Mexico shutters country's top anti-narcotics unit, threatens DEA capabilities

The government’s decision to shutter the elite operation threatens the U.S. capability to combat organized crime within Mexico

April 19, 2022 2:14pm

Updated: April 20, 2022 9:18am

Mexico has disbanded a select anti-narcotics unit known for working with the U.S. Drug Enforcement Administration (DEA) to tackle organized crime, in a move which highlights the breakdown in cooperation between Washington and Mexico City since President Lopez Obrador assumed power in 2018.

According to an exclusive report from Reuters, the drug enforcement unit was one of Mexico’s DEA-trained Sensitive Investigative Units (SIU) – responsible for dismantling powerful smuggling rings and busting countless drug operations around the world.

The SIU’s 50+ officers were considered to be among the country’s top law enforcement officers and have, in the past, worked on some of the Aztec nation’s most important cases, including the 2016 capture of Joaquin “El Chapo” Guzman, the former Sinaloa cartel chief.

The government’s decision to shutter the SIU’s operation threatens the U.S.’ ability to combat organized crime within Mexico and makes the capture and prosecution of cartel leaders much more difficult.

Although President Lopez Obrador formally notified the DEA that the unit had been shut down in April of 2021, the closure of the unit was not previously reported by the media.

"They strangled it," one DEA agent said under the condition of anonymity. "It shatters the bridges we spent decades putting together."

But as conditions along the U.S.-Mexico border continue to deteriorate, critics have warned that the closure could intensify the surge in drug-related overdoses that resulted in more than 100,000 deaths in the United States last year, linked mostly to a new wave of synthetic drugs produced by Mexican cartels.

Mexico’s elite SIU team was founded in 1997 and was the DEA’s main partner in the U.S.-led “war on drugs.” While the unit was operational, the DEA would regularly fly new Mexican officers to train at its state-of-the-art facility in Quantico, Virginia.
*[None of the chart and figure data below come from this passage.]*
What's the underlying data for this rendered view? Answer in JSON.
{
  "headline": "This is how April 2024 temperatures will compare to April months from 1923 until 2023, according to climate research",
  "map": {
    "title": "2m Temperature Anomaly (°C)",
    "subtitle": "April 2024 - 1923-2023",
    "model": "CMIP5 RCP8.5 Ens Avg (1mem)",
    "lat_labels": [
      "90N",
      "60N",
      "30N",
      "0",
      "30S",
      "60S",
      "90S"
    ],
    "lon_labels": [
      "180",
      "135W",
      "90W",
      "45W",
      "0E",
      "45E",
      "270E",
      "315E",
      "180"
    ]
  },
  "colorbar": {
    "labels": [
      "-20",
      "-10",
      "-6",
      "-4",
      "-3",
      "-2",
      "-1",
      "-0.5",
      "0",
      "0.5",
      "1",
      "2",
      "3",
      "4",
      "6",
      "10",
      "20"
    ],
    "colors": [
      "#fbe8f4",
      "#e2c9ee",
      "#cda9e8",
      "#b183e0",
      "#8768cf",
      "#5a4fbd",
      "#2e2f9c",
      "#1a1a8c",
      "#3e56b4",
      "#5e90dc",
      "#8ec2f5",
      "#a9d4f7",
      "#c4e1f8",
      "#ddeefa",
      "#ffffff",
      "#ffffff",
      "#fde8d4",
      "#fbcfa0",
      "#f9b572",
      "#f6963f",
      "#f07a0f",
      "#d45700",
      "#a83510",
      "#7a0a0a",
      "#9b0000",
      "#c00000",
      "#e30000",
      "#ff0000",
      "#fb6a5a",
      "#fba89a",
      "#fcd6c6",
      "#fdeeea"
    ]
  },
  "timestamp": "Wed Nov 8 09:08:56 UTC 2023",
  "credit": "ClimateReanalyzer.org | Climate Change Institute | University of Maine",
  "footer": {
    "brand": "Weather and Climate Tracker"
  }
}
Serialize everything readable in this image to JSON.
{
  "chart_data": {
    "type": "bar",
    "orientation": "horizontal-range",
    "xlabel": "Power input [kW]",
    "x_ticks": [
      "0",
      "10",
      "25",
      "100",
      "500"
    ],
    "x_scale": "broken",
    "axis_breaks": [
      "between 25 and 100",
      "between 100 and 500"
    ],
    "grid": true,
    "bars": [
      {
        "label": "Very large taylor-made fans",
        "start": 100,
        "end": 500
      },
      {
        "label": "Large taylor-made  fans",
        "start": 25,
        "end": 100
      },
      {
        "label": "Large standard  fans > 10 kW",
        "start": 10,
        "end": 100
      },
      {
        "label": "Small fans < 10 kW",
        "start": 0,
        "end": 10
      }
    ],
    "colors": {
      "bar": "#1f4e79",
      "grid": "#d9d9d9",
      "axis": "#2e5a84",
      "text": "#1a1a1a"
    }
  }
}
Besides learning the latest surveillance and policing techniques, Mexican trainees would also be vetted by U.S. officials, who routinely subjected them to polygraph tests.

The DEA’s former chief of international operations, Mike Virgil, has warned that the SIU closure and Lopez Obrador’s refusal to honor Mexico’s commitment to fighting violent crime will ultimately hurt both countries.

"It will mean more drugs going to the United States and more violence in Mexico," he said.